En especial, las tres apariciones narradas por San Juan buscan reanimar, casi “resucitar” la fe de las comunidades cristianas de segunda generación, después de la muerte de los 12 apóstoles, en un contexto menos “idílico” con el Imperio Romano del que se vivió en los primeros tiempos. En efecto, la Iglesia estaba sufriendo por entonces las primeras persecuciones y lidiando con conflictos internos (“herejías”, les decimos) que hacían tambalear la fe. Todo eso generaba un clima de desaliento y pesimismo ante el cual había que acudir a la experiencia pospascual de los discípulos y a las palabras del mismo Jesucristo.

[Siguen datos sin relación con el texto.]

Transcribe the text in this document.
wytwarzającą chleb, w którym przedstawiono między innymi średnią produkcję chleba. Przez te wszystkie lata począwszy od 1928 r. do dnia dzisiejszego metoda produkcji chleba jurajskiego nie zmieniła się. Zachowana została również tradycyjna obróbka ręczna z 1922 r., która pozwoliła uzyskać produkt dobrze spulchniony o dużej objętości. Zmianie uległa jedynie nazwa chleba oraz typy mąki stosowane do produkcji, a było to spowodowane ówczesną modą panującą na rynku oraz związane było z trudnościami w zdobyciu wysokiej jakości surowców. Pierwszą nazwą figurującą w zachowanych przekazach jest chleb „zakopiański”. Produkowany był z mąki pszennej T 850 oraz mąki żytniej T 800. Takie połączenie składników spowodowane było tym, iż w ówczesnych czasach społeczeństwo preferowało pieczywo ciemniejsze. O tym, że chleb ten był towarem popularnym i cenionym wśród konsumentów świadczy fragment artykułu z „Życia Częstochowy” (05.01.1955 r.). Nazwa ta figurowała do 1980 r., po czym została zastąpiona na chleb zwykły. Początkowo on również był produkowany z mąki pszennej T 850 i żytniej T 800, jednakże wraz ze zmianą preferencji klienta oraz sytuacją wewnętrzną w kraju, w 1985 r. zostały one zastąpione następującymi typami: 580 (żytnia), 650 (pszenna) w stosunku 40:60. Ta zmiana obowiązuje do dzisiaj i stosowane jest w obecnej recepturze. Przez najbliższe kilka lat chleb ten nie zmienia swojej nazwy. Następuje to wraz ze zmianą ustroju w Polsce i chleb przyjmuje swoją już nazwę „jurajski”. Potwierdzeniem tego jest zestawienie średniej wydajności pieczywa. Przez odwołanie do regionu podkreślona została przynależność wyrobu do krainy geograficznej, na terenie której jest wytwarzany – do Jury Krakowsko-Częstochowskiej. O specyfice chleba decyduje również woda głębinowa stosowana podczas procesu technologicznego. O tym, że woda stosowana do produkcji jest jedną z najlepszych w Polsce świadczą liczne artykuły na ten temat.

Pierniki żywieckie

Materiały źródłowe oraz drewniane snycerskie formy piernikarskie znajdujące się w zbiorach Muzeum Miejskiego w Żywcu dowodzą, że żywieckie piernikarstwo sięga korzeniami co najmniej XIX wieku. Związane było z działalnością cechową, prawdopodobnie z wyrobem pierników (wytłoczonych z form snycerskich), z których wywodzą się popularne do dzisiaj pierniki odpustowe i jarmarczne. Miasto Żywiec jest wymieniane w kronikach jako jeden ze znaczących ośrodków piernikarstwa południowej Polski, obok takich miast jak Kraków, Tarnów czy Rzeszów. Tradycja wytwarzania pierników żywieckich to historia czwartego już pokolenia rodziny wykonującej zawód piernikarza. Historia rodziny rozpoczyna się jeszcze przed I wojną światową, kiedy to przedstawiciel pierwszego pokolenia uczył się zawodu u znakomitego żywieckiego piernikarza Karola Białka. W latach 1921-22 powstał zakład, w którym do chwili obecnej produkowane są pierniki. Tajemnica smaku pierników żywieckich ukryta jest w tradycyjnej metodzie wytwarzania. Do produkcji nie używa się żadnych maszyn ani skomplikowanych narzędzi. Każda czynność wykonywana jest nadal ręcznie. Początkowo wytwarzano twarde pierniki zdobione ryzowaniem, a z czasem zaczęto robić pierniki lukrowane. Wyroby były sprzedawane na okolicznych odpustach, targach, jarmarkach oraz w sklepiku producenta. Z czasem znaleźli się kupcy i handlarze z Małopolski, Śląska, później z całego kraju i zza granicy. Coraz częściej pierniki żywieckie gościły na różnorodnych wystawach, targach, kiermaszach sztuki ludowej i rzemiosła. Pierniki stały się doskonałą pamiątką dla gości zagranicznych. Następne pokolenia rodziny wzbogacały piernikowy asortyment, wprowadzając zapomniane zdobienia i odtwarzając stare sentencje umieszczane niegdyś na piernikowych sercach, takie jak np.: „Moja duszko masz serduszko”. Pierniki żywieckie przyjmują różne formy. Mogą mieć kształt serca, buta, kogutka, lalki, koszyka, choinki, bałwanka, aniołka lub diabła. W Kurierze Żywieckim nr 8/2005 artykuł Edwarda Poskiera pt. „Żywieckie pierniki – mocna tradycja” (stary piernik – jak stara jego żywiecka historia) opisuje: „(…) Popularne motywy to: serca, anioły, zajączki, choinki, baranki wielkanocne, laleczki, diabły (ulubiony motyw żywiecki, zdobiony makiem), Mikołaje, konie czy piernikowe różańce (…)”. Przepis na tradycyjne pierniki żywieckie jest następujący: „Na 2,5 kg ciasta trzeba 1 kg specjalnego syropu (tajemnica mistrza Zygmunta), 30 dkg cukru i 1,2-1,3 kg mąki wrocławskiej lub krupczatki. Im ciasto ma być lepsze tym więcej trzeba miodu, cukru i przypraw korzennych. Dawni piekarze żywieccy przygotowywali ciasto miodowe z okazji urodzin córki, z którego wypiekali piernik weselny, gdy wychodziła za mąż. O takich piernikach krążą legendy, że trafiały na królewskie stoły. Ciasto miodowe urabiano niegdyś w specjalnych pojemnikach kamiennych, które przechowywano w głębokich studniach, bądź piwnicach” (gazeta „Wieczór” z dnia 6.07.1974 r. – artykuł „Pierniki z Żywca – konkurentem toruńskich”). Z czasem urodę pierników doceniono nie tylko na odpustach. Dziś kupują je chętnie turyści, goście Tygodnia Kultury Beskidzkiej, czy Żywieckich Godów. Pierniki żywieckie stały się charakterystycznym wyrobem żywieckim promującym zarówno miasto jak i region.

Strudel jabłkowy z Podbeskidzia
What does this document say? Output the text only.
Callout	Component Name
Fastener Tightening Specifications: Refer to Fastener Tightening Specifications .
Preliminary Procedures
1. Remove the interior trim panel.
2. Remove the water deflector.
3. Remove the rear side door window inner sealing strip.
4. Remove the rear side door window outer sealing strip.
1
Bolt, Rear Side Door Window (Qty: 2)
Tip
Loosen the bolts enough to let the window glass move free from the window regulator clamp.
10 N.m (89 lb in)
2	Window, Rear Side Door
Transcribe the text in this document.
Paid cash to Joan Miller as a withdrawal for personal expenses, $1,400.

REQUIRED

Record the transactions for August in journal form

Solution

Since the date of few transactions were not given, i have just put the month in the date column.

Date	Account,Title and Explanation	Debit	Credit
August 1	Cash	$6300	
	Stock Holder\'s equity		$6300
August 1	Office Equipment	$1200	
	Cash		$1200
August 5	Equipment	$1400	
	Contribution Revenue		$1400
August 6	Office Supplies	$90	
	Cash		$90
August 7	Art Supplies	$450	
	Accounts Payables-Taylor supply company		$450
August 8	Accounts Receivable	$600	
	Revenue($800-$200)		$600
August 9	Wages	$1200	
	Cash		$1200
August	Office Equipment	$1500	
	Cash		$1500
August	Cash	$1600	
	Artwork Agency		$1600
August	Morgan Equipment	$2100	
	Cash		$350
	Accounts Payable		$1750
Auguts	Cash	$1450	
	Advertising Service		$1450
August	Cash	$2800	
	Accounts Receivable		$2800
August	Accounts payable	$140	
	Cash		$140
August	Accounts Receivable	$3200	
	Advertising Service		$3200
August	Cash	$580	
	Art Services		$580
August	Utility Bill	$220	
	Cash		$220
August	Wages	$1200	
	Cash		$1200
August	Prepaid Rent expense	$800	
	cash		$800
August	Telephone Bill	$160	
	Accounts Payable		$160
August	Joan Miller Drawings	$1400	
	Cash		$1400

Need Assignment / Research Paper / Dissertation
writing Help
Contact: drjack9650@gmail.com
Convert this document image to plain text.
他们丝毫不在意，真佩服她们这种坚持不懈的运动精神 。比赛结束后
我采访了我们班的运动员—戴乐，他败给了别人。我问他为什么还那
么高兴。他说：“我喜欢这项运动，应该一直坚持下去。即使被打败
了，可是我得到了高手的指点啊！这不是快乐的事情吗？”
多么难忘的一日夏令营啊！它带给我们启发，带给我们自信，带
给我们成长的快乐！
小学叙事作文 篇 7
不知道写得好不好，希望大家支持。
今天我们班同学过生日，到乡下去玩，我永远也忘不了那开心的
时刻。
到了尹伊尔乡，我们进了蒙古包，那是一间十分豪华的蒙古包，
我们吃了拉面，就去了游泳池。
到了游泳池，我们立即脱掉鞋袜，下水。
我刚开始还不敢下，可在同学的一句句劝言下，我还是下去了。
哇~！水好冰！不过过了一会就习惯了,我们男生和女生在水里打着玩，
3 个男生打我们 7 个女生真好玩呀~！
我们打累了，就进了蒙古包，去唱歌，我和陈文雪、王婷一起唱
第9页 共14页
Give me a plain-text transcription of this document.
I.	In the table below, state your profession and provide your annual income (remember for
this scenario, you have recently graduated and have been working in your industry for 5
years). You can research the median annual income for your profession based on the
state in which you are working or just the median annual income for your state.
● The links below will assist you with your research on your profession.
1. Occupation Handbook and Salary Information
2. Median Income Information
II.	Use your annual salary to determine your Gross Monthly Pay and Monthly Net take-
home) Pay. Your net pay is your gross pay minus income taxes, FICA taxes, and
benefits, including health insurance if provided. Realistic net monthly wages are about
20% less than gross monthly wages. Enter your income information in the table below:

No otra cosa significa el episodio de Santo Tomás, cuya moraleja es “Felices los que creen sin haber visto” y algo similar enseña la última aparición a la orilla del lago de Galilea, donde Jesús, sin ser reconocido, alienta a los entristecidos discípulos, que no habían pescado nada durante toda una “noche” de faena, a volver a lanzar las redes, logrando así una pesca excepcional (Jn 21,1-13). Jesús parece decirles: “¡Ánimo! yo estoy aquí, aunque no me reconozcan, para sostenerlos en su misión”.
Esos mismos sentimientos de desaliento sufro yo, junto a muchos bolivianos, por el presente y futuro del país, cuando vemos a nuestro alrededor sólo signos de tinieblas: violencia campante, corrupción, injusticias institucionalizadas, incompetencias por doquier, feminicidios, anomia y un claro retroceso ético de la sociedad que parece volver inútil cualquier esfuerzo por cambiar ese sombrío panorama.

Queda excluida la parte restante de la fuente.